In the last 500 years only some 80 mammals are recorded as having gone extinct. In his book, More From Less, Andrew McAfee, a board member of HumanProgress.org, discusses how relatively rare recorded extinctions are – with some 530 across all species in the last five centuries. More importantly, he notes, the rate of extinction “appear[s] to have slowed down in recent decades; for example, no marine creatures have been recorded as extinct in the last fifty years.”
Matt Ridley, another board member and frequent contributor to this site, argues that despite the human population doubling in the last half-century, “the extinction rate of wild species, especially in the most industrialized countries,” seems to have fallen rather than increased. While absence of evidence isn’t the same as evidence of absence, and there might be millions of unrecorded species in the world’s oceans and tropical forests, the most aggressive claims rest on shaky foundations.

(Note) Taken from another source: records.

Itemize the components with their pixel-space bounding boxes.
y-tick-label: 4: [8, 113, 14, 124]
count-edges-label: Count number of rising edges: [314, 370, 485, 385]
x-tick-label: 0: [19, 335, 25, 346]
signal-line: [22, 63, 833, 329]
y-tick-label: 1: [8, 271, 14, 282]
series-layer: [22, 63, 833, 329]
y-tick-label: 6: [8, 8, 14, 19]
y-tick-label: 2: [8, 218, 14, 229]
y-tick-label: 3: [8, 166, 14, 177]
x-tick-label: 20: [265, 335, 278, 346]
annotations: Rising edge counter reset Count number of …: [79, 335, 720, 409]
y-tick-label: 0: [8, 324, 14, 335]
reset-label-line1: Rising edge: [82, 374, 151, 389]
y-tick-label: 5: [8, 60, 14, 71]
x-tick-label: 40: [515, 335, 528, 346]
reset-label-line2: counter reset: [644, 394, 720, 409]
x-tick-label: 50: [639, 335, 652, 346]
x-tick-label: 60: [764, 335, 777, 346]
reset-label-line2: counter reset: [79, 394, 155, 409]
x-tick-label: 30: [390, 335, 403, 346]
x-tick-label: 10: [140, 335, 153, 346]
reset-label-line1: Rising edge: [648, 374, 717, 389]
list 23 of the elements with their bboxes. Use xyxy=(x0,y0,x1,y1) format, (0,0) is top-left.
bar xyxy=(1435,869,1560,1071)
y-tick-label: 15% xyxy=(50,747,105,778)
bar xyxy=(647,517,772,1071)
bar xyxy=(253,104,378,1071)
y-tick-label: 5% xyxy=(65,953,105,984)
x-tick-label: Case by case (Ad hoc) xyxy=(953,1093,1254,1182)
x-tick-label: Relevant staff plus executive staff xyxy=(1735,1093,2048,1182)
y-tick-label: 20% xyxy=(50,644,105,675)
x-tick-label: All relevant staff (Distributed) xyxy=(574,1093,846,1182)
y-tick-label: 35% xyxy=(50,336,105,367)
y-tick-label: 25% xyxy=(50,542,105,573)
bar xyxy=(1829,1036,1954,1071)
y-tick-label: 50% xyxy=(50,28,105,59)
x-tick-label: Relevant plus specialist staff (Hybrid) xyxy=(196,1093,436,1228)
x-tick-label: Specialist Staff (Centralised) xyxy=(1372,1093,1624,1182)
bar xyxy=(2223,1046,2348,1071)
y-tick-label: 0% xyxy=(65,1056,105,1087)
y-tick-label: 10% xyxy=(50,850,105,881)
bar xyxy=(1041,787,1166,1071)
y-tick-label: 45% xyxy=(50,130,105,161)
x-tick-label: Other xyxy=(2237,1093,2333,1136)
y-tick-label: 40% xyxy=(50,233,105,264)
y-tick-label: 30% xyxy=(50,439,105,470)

CNN: Jon Aars, a senior researcher at the Norwegian Polar Institute: "Polar bears are optimistic animals," Aars says. "It seems that they are quite resistant, and they are doing quite well despite the fact that they've lost a lot of their habitat." Despite the odds, Svalbard's polar bear numbers do not appear to have decreased in the last 20 years, he says.
Hulme: "January 12021, a new World Meteorological Organisation (WMO) climatological standard normal came into effect. The ‘present-day’ climate will now formally be represented by the meteorological statistics of the period 1991-2020, replacing those from 1961-1990. National Meteorological Agencies in member states are instructed to issue new standard normals for observing stations and for associated climatological products. Climate will ‘change’, one might say, in an instant; today, the world’s climate has ‘suddenly’ become nearly 0.5°C warmer. It is somewhat equivalent to re-setting Universal Time or adjusting the exact definition of a metre." ...
"So, what is the significance of the move to a new 1991-2020 WMO normal in January 2021? On the one hand, it is a pragmatic move to redefine ‘present-day’ climate for operational applications to that of the most recent 30-year period. On the other hand, it puts into play a third climatic baseline. Already existing is the ‘pre-industrial’ climate of the late nineteenth century and the ‘historic’ climate’ of 1961-1990, the latter about 0.3°C warmer than the former. And now there is the new ‘present-day’ climate of 1991-2020, in turn about 0.5°C warmer than the ‘historic climate’ of 1961-1990." ...
"Combining a climatic tolerance of 2°C—or indeed 1.5°C—with a pre-industrial baseline yields a very different climate target than, say, using a 1986-2005 baseline, the period widely adopted by IPCC AR5 Working Group I as their analytical baseline. The choices of both baseline and tolerance are politically charged. They carry significant implications for historic liability for emissions (La Rovere et al., 2002), for policy design (Millar et al., 2017) and for possible reparations (Roberts & Huq, 2015)."
Christopher Monckton: "At long last, following the warming effect of the El Niño of 2016, there are signs of a reasonably significant La Niña, which may well usher in another Pause in global temperature, which may even prove similar to the Great Pause that endured for 224 months from January 1997 to August 2015, during which a third of our entire industrial-era influence on global temperature drove a zero trend in global warming. ... As we come close to entering the la Niña, the trend in global mean surface temperature has already been zero for 5 years 4 months.
However, the new Pause is at a surface-temperature plateau 0.3 C° above the old Pause."